1909–1913   William H. Taft

William Howard Taft (September 15, 1857 – March 8, 1930) was the 27th president of the United States (1909–1913) and the tenth chief justice of the United States (1921–1930), the only person to have held both offices. Taft was elected president in 1908, the chosen successor of Theodore Roosevelt, but was defeated for re-election by Woodrow Wilson in 1912 after Roosevelt split the Republican vote by running as a third-party candidate. In 1921, President Warren G. Harding appointed Taft to be chief justice, a position in which he served until a month before his death.

Taft was born in Cincinnati in 1857. His father, Alphonso Taft, was a U.S. Attorney General and Secretary of War. Taft attended Yale and, like his father, was a member of Skull and Bones. After becoming a lawyer, he was appointed a judge while still in his twenties. He continued a rapid rise, being named Solicitor General and as a judge of the Sixth Circuit Court of Appeals. In 1901, President William McKinley appointed Taft civilian governor of the Philippines. In 1904, Roosevelt made him Secretary of War, and he became Roosevelt's hand-picked successor.
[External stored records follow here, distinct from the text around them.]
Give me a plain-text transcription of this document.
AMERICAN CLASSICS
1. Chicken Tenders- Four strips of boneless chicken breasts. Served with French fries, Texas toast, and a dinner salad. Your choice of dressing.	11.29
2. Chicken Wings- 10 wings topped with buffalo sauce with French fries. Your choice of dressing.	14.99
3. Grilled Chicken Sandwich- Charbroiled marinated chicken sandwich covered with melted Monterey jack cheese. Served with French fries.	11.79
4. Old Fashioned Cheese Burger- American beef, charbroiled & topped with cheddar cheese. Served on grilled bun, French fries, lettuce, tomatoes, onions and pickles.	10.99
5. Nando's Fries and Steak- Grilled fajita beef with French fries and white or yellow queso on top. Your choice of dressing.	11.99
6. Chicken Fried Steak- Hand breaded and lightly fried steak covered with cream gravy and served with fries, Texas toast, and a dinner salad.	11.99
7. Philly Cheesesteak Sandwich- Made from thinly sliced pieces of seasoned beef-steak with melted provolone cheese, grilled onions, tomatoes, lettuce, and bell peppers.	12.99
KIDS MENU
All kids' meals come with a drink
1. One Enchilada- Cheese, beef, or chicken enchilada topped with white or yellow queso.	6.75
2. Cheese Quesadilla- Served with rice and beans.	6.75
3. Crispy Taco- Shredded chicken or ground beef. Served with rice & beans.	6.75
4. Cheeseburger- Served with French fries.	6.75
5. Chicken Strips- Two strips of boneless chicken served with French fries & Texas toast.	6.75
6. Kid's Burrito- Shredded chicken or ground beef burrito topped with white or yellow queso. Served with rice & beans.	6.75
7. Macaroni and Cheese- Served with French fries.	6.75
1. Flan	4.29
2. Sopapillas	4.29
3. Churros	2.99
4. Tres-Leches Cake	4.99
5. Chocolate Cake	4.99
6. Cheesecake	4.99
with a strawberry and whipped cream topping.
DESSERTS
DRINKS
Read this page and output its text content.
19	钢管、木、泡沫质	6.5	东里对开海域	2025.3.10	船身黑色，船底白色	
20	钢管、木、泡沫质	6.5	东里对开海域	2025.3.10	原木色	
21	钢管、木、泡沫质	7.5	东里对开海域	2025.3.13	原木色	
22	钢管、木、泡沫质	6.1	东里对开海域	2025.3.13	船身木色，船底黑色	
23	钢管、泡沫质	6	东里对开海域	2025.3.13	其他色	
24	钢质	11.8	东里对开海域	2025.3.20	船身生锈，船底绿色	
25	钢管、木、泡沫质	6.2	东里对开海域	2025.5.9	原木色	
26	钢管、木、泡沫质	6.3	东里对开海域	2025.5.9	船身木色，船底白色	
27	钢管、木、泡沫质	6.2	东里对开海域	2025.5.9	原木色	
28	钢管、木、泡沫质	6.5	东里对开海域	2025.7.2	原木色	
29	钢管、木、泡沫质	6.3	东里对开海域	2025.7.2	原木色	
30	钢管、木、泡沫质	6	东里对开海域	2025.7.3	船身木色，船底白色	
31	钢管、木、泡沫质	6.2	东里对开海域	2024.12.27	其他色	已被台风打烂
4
Despite his personal ambition to become chief justice, Taft declined repeated offers of appointment to the Supreme Court of the United States, believing his political work to be more important.

With Roosevelt's help, Taft had little opposition for the Republican nomination for president in 1908 and easily defeated William Jennings Bryan for the presidency that November. In the White House, he focused on East Asia more than European affairs and repeatedly intervened to prop up or remove Latin American governments. Taft sought reductions to trade tariffs, then a major source of governmental income, but the resulting bill was heavily influenced by special interests. His administration was filled with conflict between the conservative wing of the Republican Party, with which Taft often sympathized, and the progressive wing, toward which Roosevelt moved more and more. Controversies over conservation and antitrust cases filed by the Taft administration served to further separate the two men. Roosevelt challenged Taft for re-nomination in 1912. Taft used his control of the party machinery to gain a bare majority of delegates and Roosevelt bolted the party. The split left Taft with little chance of re-election and he took only Utah and Vermont in Wilson's victory.

After leaving office, Taft returned to Yale as a professor, continuing his political activity and working against war through the League to Enforce Peace. In 1921, President Harding appointed Taft as chief justice, an office he had long sought. Chief Justice Taft was a conservative on business issues and under him there were advances in individual rights. In poor health, he resigned in February 1930.